Pemilu baik
pemilu legislatif, presiden ataupun pilkada (pemilihan kepala daerah) sering
disebut sebagai “pesta demokrasi”, karena dianggap sebagai puncak perayaan
kebebasan berpendapat dan berkumpul yang merupakan roh demokrasi. Di dalam
pesta demokrasi ini warga Negara bebas mengekspresikan pendapatnya,
keinginannya, cita-citanya serta sosok pemimpin yang dikehendakinya. Suasana
seperti ini tidak mungkin kita temui di dalam Negara yang menganut paham
dictator atau rejim otoriter. Pemilu adalah roh kebebasan yang melekat pada
system demokrasi. Praktek demokrasi demikian ini sayangnya kurang diimbangi
oleh karakter warga Negara yang rasional, khususnya di Negara-negara berkembang
seperti di Indonesia. Mengapa demikian? karena system demokrasi yang “baik”
kurang diimbangi oleh pembentukan karakter bangsa, dalam literature politik
disebut budaya politik. Struktur dan kultur mesti klop dalam menata kehidupan
demokrasi. Strukturisasi mesti dibarengi dengan kulturisasi.
Di Indonesia ini
proses kulturisasi demokrasi berjalan lambat sebagai akibat pengekangan
kebebasan selama 32 tahun di bawah pemerintahan Soeharto.

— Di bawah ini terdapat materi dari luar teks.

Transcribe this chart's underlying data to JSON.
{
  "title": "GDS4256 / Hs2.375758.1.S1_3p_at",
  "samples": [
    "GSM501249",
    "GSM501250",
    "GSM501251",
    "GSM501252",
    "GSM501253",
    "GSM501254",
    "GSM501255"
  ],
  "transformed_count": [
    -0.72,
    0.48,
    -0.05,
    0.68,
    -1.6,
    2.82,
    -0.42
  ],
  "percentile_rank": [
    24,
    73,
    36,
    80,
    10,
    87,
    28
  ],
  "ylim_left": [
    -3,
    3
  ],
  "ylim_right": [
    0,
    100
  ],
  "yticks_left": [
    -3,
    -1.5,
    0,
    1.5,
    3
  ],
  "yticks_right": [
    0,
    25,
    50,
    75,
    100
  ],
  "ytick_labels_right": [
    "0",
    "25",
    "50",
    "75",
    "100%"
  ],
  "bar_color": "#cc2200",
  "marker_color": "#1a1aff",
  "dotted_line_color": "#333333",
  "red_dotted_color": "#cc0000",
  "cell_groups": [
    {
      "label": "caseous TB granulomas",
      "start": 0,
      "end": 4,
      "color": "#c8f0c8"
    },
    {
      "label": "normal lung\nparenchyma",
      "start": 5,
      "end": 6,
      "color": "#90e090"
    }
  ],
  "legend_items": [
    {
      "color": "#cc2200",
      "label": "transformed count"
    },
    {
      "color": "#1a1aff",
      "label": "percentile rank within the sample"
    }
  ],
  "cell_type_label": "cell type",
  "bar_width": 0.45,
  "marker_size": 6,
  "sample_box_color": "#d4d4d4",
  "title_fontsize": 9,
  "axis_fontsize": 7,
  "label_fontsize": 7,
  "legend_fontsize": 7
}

Setelah reformasi,
begitu kran demokrasi dibuka seperti layaknya masyarakat yang haus akan air
minum di alam padang pasir, masyarakat berpesta pora dengan tak terkendali.
Semuanya asal berpendapat. Ilmu “pokoknya” menjadi pedoman. Pokoknya
berpendapat, pokoknya mengkritik, pokoknya beda. Karena mental demokrasi belum
siap yang terjadi “kebebasan yang tanpa batas” dan anarkhi. Sistem demokrasi
yang baik layaknya bibit tanaman unggul akan memerlukan tanah yang cocok/tanah
yang subur. Untuk menerapkan demokrasi tentunya tidak begitu saja “taken for
granted”, ia memerlukan modal social dan sejarah yang kuat yang mampu menopang
alam rasionalisme demokrasi. Untuk mengingatkan semua itu perlu diungkap
sejarah kelahiran demokrasi sebagai sebuah diskursus yang berguna sebagai
pendidikan politik warga Negara yang sekarang ini akan menunaikan haknya dalam
pemilu 9 april nanti.
Diskursus Demokrasi
Diskursus
demokrasi adalah salah satu diskursus politik yang paling menarik hingga abad
ini. Demokrasi telah dianggap sebagai sistem politik yang paling “baik”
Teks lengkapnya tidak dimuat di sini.